Foi também em Poço Redondo o célebre encontro entre o Padre Artur Passos e
Virgulino Lampião, num episódio que ficou conhecido como o encontro da cruz com
o mosquetão.
Além da
cidade em si e em localidades mais distantes, os arredores da cidade também
contam muito da presença cangaceira. Seguindo em direção à beira do rio, num
percurso de 14 km, nada menos que quatro marcos abrem suas páginas para contar
acerca daquelas lutas. O local da morte de Canário, o local onde foi encontrado
o corpo de Zé de Julião, o ex-cangaceiro Cajazeira, o local da morte do
vaqueiro Antônio Canela (que havia dito que esperaria Lampião de arma em punho,
e foi encontrado depois e assassinado pelo subgrupo do cangaceiro Mané Moreno),
e também as Cruzes dos Soldados. E é sobre tais cruzes que detalho mais
adiante.
Pois bem. Ao
alvorecer deste domingo e já nos passos da história cangaceira de Poço Redondo,
e tendo ao lado o amigo e pesquisador José Francisco (do blog Lampião,
Governador do Sertão) mais uma vez visitamos “As Cruzes dos Soldados”, às
margens da Estrada Histórica Antônio Conselheiro (Estrada de Curralinho). São
cerca de 7 km da sede municipal até este local, em via de bom acesso.
Aí,
embaixo desse portentoso Bonome, as cruzes fincadas na terra e tendo ex-votos
(objetos comprovando milagres alcançados) ao redor. Neste local, no ano de 37,
os soldados Tonho Vicente e Sisi foram emboscados, torturados e mortos, pelo
subgrupo do cangaceiro Corisco, numa vingança tramada após a morte do
cangaceiro Pau Ferro. Os soldados mortos, tidos como inocentes, ao longo dos
anos foram sendo reverenciados pela fé sertaneja.
A crença
que inocentes mortos possuem um poder maior de intercessão perante as forças
sagradas, faz com que os humildes devotos - e grande parte da população
sertaneja - passem a acreditar também nos seus poderes de cura. Daí as tantas
promessas feitas para a cura de graves enfermidades e salvação de vidas. E as
respostas - ou “comprovações” - às curas ou milagres alcançados estão ao redor
das duas cruzes. Troncos, membros, cabeças, etc. Em cada parte do corpo um
milagre obtido.
Já se vão
mais de oitenta anos da morte dos inocentes soldados, mas ainda hoje se renovam
as promessas feitas em seus nomes. Coisas que somente a fé sertaneja consegue
explicar.
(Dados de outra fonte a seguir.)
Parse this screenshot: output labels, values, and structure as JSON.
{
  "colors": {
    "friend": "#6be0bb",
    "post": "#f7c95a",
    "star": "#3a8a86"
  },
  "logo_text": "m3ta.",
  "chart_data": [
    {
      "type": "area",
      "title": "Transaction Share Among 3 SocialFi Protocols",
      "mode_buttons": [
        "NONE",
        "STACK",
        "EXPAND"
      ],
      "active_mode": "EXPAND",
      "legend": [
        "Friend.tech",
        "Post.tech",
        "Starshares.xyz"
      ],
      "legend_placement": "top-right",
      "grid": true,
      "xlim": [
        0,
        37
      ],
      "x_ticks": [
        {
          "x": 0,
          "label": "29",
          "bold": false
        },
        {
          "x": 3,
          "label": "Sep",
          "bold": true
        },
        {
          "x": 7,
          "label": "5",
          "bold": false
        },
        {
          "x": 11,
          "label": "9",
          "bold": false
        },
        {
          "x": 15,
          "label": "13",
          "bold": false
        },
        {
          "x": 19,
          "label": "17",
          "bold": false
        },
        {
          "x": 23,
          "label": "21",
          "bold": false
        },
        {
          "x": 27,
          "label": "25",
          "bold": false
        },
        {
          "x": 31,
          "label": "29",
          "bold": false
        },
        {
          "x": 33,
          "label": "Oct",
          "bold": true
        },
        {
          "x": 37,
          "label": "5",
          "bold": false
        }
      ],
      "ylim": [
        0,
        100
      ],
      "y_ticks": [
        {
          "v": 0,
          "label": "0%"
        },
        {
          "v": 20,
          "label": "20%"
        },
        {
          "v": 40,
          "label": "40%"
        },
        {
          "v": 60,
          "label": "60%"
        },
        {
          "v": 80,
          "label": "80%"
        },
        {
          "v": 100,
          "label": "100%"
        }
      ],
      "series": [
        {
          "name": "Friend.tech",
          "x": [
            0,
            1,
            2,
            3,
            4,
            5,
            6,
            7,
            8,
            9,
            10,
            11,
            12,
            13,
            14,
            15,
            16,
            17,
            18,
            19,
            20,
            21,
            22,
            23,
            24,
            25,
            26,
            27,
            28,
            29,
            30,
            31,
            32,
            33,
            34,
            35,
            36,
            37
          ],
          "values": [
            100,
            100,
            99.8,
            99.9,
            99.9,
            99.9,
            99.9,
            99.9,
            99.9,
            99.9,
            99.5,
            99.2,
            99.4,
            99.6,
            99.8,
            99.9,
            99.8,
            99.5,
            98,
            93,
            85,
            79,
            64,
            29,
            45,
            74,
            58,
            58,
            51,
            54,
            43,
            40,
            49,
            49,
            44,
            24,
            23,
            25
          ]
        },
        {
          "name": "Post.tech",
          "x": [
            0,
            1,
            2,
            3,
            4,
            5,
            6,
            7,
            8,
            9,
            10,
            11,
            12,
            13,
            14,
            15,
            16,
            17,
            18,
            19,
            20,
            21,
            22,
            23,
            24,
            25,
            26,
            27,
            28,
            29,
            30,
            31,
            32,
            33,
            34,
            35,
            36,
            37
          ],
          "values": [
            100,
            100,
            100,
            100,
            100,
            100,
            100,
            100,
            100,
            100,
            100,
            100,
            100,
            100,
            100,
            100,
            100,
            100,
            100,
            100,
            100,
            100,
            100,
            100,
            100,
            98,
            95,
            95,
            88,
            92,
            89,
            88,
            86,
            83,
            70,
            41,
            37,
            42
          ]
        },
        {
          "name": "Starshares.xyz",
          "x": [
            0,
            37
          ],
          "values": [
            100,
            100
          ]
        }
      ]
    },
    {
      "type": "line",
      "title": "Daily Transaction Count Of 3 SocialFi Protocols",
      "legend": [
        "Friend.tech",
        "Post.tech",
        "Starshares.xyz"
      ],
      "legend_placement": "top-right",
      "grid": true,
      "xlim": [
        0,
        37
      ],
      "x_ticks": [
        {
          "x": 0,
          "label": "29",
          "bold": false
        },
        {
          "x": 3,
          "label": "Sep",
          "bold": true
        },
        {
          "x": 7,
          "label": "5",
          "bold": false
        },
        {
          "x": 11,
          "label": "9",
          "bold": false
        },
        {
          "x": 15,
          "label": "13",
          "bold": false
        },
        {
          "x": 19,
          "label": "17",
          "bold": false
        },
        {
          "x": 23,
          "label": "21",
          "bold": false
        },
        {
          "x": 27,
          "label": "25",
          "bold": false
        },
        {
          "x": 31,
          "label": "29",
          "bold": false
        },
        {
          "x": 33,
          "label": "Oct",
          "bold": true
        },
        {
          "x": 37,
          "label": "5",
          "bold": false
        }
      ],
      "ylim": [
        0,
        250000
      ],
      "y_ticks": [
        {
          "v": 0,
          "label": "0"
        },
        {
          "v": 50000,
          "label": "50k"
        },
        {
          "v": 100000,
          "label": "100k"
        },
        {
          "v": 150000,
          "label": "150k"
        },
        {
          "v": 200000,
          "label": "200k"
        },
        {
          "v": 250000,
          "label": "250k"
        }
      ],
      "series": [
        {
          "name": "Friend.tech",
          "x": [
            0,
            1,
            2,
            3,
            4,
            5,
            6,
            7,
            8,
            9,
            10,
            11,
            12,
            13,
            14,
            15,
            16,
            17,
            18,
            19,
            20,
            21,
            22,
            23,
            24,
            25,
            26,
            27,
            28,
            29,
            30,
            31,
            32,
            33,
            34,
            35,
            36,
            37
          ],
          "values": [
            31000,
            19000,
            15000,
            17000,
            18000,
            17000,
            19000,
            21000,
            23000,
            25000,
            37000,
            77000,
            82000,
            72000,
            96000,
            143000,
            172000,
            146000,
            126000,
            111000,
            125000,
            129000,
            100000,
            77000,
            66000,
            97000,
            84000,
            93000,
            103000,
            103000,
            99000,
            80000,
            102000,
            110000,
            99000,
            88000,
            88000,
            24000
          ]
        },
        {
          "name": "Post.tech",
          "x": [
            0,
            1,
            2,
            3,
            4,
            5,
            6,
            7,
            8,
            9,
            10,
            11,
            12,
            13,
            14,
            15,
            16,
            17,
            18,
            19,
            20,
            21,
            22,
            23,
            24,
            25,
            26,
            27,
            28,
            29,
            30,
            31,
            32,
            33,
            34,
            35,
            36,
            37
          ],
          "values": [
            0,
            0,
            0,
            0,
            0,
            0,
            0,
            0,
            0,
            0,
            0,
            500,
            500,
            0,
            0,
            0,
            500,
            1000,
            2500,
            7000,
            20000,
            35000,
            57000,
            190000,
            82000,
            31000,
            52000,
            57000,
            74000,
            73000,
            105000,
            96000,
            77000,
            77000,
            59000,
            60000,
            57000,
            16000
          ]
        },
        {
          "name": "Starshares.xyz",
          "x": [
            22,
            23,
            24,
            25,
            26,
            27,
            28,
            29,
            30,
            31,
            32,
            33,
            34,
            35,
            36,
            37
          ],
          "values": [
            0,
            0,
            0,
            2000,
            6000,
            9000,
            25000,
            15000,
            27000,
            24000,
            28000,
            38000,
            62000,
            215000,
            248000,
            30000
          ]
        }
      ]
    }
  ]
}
Basta seguir até lá para verificar a fé sertaneja ali presente.
Certamente a maioria daqueles que fazem promessas sequer sabe as causas daquela
morte. Mas também não precisa saber. Para o sertanejo devoto, religioso, fiel à
crença na força da intercessão, basta que ali dois inocentes soldados tivessem
perdido suas vidas. É o que basta para a quase santificação.